Lieutenant colonel in the Imperial Russian Army

Georgy Viktorovich Bulatsel (Гео́ргий Ви́кторович Булаце́ль; 1875 – 28 April 1918) was a Russian lieutenant colonel in the Imperial Russian Army. After the Russian Revolution, he was a military advisor for the Red Guards in the 1918 Finnish Civil War. Bulatsel was one of the highest-ranked Russian officers who joined the Finnish Reds.

== Russo-Japanese War and World War I ==
Georgy Bulatsel was born to a noble family in Kharkiv. In 1904–1905 he fought in the Russo-Japanese War and was later transferred to Finland, which was then a part of the Russian Empire. During World War I, Bulatsel fought against the Germans on the Eastern Front but caught typhoid and returned to Finland.

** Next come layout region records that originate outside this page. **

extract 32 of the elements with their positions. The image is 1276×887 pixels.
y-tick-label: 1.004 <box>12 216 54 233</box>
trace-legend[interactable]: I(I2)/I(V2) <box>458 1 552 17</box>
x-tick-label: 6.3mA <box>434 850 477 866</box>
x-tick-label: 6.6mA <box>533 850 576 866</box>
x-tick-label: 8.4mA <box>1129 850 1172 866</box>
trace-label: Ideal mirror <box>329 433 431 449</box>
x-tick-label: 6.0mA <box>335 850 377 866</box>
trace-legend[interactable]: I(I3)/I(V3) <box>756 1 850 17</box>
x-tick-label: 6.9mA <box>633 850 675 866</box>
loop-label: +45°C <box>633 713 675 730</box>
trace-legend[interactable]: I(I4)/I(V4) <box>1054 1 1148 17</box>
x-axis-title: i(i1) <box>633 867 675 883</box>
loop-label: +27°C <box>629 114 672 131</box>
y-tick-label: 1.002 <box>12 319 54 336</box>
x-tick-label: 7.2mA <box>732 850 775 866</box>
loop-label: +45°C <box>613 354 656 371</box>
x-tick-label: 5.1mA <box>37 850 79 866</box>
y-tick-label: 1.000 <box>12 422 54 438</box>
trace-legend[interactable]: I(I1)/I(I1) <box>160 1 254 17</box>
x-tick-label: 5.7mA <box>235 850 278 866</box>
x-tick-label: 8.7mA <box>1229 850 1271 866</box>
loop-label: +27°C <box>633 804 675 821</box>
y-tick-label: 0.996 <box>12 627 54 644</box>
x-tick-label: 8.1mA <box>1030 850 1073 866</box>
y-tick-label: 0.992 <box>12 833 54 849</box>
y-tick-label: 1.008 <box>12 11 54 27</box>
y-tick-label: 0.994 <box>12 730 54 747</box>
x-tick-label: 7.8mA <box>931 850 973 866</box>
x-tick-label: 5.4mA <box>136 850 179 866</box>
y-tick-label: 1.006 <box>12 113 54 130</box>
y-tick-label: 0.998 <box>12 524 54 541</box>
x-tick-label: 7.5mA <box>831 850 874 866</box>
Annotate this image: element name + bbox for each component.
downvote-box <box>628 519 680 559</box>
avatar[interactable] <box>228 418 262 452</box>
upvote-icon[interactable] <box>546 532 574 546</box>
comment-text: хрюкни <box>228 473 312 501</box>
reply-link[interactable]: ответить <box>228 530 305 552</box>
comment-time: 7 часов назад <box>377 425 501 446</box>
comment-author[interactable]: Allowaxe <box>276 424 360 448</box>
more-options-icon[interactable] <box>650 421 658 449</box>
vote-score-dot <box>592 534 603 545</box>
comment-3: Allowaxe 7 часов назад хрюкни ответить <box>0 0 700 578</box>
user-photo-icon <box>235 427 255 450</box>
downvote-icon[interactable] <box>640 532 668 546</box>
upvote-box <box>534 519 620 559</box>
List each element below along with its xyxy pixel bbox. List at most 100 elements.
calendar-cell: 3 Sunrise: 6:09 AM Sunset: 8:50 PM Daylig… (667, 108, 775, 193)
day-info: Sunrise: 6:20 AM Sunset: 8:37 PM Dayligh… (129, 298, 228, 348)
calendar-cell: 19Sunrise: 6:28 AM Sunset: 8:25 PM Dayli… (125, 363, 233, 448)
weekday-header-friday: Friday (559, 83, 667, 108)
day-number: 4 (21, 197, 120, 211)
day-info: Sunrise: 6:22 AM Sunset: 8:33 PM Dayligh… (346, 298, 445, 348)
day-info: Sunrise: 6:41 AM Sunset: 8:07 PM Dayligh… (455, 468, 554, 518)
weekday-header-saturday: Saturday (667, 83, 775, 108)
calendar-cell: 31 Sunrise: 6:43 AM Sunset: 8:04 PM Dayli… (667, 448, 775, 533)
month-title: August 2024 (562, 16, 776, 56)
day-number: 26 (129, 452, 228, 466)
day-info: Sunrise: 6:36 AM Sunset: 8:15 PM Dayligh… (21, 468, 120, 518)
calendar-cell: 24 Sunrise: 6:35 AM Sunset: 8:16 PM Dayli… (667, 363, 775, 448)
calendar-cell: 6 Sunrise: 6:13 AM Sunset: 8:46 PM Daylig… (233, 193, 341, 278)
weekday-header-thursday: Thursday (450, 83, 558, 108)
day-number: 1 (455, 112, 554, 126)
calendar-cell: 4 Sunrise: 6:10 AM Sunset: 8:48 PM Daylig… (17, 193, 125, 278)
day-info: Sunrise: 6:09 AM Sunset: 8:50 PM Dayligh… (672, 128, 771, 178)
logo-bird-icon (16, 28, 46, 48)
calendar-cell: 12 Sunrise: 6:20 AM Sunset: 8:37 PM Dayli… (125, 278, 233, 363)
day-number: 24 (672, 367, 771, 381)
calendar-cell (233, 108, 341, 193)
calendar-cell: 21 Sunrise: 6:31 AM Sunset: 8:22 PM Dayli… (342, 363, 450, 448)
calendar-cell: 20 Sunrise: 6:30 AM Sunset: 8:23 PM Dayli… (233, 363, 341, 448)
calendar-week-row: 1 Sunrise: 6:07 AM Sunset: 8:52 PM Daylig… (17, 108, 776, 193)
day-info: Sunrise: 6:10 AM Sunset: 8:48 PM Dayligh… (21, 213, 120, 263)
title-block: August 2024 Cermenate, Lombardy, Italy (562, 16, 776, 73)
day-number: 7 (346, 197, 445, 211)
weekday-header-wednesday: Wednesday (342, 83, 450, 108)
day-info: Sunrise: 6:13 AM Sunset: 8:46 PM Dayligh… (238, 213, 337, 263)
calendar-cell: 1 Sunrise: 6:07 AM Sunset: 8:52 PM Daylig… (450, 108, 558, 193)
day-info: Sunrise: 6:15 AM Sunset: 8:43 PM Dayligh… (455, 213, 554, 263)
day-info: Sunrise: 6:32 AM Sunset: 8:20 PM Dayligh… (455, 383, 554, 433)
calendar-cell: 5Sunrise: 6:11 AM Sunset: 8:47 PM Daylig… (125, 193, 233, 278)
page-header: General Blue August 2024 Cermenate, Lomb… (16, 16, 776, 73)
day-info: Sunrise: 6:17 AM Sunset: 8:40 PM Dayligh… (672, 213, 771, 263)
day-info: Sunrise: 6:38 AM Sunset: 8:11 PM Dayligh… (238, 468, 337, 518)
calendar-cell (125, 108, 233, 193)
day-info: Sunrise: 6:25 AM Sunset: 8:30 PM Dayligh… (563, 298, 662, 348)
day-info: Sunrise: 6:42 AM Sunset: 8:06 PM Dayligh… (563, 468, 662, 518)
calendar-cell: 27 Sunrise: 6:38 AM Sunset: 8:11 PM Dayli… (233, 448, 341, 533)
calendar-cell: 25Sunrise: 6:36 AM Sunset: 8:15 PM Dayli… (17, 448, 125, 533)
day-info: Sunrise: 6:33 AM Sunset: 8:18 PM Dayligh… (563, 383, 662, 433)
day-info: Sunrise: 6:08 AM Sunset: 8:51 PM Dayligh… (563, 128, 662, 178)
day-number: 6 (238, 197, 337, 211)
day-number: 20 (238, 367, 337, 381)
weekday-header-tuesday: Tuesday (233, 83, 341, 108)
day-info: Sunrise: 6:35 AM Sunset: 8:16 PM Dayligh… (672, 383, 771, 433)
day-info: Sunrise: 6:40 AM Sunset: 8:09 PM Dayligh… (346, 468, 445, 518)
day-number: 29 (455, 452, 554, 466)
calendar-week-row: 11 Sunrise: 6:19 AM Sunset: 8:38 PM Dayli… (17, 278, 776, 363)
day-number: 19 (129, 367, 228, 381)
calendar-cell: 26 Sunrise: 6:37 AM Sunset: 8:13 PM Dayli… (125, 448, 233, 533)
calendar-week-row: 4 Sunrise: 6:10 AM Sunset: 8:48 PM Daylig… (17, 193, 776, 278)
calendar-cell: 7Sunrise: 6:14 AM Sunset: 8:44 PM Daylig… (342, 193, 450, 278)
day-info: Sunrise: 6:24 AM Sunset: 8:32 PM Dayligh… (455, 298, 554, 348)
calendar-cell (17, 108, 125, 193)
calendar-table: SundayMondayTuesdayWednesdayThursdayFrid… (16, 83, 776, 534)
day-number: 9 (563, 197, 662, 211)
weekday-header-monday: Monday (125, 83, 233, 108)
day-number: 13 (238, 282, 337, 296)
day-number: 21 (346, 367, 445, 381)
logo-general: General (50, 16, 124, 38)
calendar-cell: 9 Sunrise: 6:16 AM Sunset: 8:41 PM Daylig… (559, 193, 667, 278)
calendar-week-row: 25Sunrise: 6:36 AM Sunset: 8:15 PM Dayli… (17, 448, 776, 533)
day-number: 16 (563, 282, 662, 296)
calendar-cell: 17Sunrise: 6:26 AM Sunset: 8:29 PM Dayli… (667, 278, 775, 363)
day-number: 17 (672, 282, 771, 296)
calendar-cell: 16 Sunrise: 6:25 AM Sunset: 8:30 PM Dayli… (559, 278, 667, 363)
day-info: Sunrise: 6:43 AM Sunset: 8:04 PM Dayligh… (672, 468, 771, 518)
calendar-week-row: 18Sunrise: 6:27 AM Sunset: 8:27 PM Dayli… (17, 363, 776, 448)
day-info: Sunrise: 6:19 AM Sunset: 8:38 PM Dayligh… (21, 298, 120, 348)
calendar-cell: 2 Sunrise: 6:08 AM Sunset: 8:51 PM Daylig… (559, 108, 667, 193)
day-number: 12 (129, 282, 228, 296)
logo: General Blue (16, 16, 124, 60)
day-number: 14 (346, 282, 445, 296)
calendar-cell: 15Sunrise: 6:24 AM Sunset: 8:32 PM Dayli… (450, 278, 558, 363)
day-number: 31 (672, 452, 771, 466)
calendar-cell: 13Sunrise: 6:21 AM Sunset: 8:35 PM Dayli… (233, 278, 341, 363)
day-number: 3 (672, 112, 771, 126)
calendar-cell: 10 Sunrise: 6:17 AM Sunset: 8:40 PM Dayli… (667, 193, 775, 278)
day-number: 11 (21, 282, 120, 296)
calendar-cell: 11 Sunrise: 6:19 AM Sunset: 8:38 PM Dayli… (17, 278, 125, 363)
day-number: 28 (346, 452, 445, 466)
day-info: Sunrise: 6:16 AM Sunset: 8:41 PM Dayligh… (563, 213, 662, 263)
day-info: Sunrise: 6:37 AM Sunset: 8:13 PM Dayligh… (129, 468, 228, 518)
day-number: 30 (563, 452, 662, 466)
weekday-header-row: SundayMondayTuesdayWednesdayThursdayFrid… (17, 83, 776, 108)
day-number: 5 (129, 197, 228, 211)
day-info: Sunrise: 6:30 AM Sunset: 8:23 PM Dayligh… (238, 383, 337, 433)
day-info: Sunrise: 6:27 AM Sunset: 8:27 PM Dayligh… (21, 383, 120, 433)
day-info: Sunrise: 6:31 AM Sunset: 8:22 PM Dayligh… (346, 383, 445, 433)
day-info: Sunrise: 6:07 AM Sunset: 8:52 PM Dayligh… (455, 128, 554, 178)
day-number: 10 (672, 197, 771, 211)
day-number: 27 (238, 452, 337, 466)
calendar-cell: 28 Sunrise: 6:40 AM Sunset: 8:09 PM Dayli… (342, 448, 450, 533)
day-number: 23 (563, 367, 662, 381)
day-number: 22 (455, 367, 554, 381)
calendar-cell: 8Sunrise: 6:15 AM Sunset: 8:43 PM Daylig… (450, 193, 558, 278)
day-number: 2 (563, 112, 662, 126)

Before the 1917 Revolution, Bulatsel was the Commander of the 421th Regiment, based in Rauma, Western Finland.

== Finnish Civil War ==
As the Finnish Civil War started in January 1918, Bulatsel was the Commander of the 1st Brigade of the 106th division in Tampere. In late February, Hugo Salmela replaced Mikhail Svechnikov as the Commander-in-Chief of the Red Guards. Salmela did not have any kind of military training, so Bulatsel became his advisor. After the Battle of Tampere, Bulatsel was arrested by the Whites and executed on 28 April. He was buried at the Kalevankangas Cemetery. Bulatsel's two sons, 13-year-old Woldemar and 15-year-old Nikolai, were shot just a couple of days later in the Vyborg massacre.